Ich warf Rick einen Blick zu. Der mich genau auf die Art ansah, wie eine Frau angesehen werden möchte. Ich kann es nicht in Worte fassen, aber es ist ein Blick, den ich immer sofort erkenne. Er hielt mir die Hand hin, und ich legte meine hinein. Ich lächelte, und der harte Zug um meinen Mund verschwand.

Ich wusste, dass ich vermutlich etwas Gutes vermasselte, bevor ich ihm auch nur den Ansatz einer Chance gegeben hatte. Trotzdem sagte ich: »Hat Leo dir gesagt, du sollst mich verführen?«

Rick ließ meine Hand fallen. Ich ließ sie in der Mitte des Tisches liegen. Er fuhr sich mit einer Papierserviette über den Mund, als würde er Bier oder den Geschmack meines Mundes von unserem Kuss wegwischen. »Niemand sagt mir, mit wem ich schlafen soll.« Und dann ließ er mich allein in Raum 666.

Ich zog die Hand in meinen Schoß. »Das ist ja gut gelaufen.« Beast lachte hustend. Ich erhob mich. Es gab einiges zu tun, vor allem am Computer und in den Akten, die ich fotografiert und an mich selbst geschickt hatte, die Akten aus eben diesem Raum.
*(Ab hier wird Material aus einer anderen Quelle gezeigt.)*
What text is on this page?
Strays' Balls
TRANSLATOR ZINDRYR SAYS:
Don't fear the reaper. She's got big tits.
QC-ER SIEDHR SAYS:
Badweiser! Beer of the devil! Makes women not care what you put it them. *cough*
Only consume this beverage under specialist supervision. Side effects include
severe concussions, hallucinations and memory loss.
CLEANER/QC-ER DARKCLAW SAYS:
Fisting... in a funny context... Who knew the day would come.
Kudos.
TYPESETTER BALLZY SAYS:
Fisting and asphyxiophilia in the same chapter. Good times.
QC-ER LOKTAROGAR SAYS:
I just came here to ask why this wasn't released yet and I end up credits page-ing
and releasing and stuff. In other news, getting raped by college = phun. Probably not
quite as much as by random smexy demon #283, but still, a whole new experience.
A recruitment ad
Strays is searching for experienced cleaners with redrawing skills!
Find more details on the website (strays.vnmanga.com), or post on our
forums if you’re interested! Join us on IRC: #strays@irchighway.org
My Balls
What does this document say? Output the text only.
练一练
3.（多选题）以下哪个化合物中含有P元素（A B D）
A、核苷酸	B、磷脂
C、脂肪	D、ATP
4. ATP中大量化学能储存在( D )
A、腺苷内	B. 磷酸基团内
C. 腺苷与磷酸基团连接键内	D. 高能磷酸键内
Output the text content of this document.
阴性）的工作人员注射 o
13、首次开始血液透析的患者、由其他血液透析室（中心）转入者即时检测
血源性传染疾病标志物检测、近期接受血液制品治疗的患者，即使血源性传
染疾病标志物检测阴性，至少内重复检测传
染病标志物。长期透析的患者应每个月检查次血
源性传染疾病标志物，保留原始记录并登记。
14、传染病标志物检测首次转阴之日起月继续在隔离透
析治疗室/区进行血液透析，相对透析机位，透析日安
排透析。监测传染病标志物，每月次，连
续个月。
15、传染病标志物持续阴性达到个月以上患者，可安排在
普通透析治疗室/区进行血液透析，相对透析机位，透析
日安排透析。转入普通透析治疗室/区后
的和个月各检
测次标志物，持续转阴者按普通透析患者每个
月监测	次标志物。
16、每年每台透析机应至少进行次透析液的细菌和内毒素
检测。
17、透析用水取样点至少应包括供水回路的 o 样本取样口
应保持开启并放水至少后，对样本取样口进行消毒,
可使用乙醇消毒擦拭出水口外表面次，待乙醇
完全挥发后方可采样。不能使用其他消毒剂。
Seltsam, dass ich immer wieder hier, in dem Hokuspokus-Raum, landete. Als ich das Polizeigebäude verließ, entdeckte ich, dass ich einen Anruf von Derek Lee verpasst hatte. Und was er mir zu berichten hatte, brachte mich zum Lächeln.

Eine halbe Stunde vor Sonnenuntergang hielt ich vor dem Breaux-Mart-Supermarkt und stellte die Beine rechts und links von Mischa auf das Pflaster. Derek hatte gesagt, er wollte mich hier treffen. Der schwarze stahlverkleidete Lieferwagen, der neben mir hielt und den Motor weiterlaufen ließ, hätte wohl jede andere Frau in Unruhe versetzt. Unter Polizisten lief dieses Modell auch als »Bärenfalle« unter anderem, aber nichts davon war besonders nett , weil es sich perfekt dazu eignete, eine Frau oder ein Mädchen unbemerkt hineinzuziehen. Ich griff mir über die Schulter und legte die Hand auf die Flinte, um sie zu ziehen, falls nötig. Ich hatte keine Angst, ich war nur vorsichtig. Sehr vorsichtig. Ein leises Klicken ertönte, und die getönte Scheibe fuhr mit elektronischer Geschmeidigkeit herunter. Ich stellte den Motor ab und klappte den Ständer aus. Derek schob sich die dunkle Sonnenbrille in die Stirn. »Jane mit dem komischen Nachnamen.«

»Derek von den Marines. Wie lange arbeiten Sie schon mit Leo Pellissier zusammen?« Ich und mein vorlautes Mundwerk.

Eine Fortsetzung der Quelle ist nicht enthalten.